In the days between the attack in Douma and the US-led response, Washington and Moscow clashed repeatedly in duelling press statements and US debates.
Moscow denied its ally Assad had any role in the outrage, pushing a variety of alternative theories that peaked with a claim that Britain had staged the event.
More practically, at the United Nations, Russia's diplomats vetoed a US motion to re-establish an international investigation into chemical weapons use in Syria that could have established blame.
Washington, Paris and London have nevertheless insisted that their own secret intelligence points to Assad's guilt, and on Friday, a US spokeswoman said they had “proof.”
The western leaders apparently found this convincing enough reason to launch a punitive strike, but other observers are concerned that the crisis could escalate.
The Russian military had vowed to respond to any attack, and Russian President Vladimir Putin's administration had repeatedly warned that Trump was taking America down a dangerous path.
After the strikes, Moscow's ambassador to the United States, Anatoly Antonov, said: “We warned that such actions would not be left without consequences.”

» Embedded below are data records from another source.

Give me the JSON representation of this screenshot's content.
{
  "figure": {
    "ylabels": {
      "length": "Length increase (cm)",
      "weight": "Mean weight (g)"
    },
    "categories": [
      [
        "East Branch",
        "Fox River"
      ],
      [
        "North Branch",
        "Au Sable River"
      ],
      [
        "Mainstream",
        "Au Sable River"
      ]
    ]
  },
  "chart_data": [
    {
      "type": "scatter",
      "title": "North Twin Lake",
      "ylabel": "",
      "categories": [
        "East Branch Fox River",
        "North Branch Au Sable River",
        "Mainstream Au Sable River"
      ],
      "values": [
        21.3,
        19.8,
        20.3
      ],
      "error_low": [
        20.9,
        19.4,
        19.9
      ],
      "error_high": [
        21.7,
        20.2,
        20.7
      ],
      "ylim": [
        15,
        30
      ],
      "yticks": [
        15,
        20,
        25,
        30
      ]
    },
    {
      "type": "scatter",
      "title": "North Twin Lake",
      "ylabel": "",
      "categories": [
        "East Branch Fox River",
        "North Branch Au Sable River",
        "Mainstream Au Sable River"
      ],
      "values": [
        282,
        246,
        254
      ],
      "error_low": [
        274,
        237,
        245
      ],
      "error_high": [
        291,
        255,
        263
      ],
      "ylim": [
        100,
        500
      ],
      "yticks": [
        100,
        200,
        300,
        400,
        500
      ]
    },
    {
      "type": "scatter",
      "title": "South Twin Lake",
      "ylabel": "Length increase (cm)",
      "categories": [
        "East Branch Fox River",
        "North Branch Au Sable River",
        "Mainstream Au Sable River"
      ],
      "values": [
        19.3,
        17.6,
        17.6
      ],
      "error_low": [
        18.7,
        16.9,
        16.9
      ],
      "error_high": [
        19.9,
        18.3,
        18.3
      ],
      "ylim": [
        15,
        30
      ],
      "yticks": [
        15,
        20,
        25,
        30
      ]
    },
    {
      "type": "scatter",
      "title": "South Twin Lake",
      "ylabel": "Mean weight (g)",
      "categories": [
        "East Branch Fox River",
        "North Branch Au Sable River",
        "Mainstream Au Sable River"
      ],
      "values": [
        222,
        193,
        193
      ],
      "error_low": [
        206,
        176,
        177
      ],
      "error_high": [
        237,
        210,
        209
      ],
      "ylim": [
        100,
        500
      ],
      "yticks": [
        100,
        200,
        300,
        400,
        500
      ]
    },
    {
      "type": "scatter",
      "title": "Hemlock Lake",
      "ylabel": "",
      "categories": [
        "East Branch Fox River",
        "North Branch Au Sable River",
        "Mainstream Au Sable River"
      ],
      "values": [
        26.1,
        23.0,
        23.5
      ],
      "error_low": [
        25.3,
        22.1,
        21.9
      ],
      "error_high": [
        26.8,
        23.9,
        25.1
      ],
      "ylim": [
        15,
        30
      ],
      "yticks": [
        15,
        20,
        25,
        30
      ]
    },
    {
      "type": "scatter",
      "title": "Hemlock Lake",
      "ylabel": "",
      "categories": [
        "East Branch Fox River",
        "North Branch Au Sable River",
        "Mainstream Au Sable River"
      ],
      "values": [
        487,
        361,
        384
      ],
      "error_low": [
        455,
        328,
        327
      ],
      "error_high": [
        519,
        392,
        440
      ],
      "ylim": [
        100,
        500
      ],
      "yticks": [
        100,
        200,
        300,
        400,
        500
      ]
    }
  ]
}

United Nations Secretary-General Antonio Guterres on Friday had warned the rival camps against “full-blown military escalation” and stressed the need to “avoid the situation spiralling out of control.”
Decision to act
Trump has long criticised his predecessor Barack Obama for failing to enforce a previous US “red line” in 2013 after earlier chemical attacks blamed on Assad's forces.
And he set his own precedent just over a year ago when he ordered a cruise missile strike on a Syrian air base after sarin was fired at civilians in the town of Khan Sheikhun.
Backed by his hawkish new national security adviser John Bolton, who took office on Monday, Trump has been meeting with advisors and generals all week to plan.
Mattis had reportedly been arguing for a cautious response that would minimise the risk of the US being dragged deeper into Syria's civil war. But other advisors wanted to use the opportunity to convince Trump, who wants to pull US forces out of Syria once the Islamic State jihadist group is defeated, to take a tough stance.
These hardliners, along with influential US allies Israel and Saudi Arabia, want Washington to counter Iran's growing power in Syria — even if it means risking a perilous stand-off with Russia.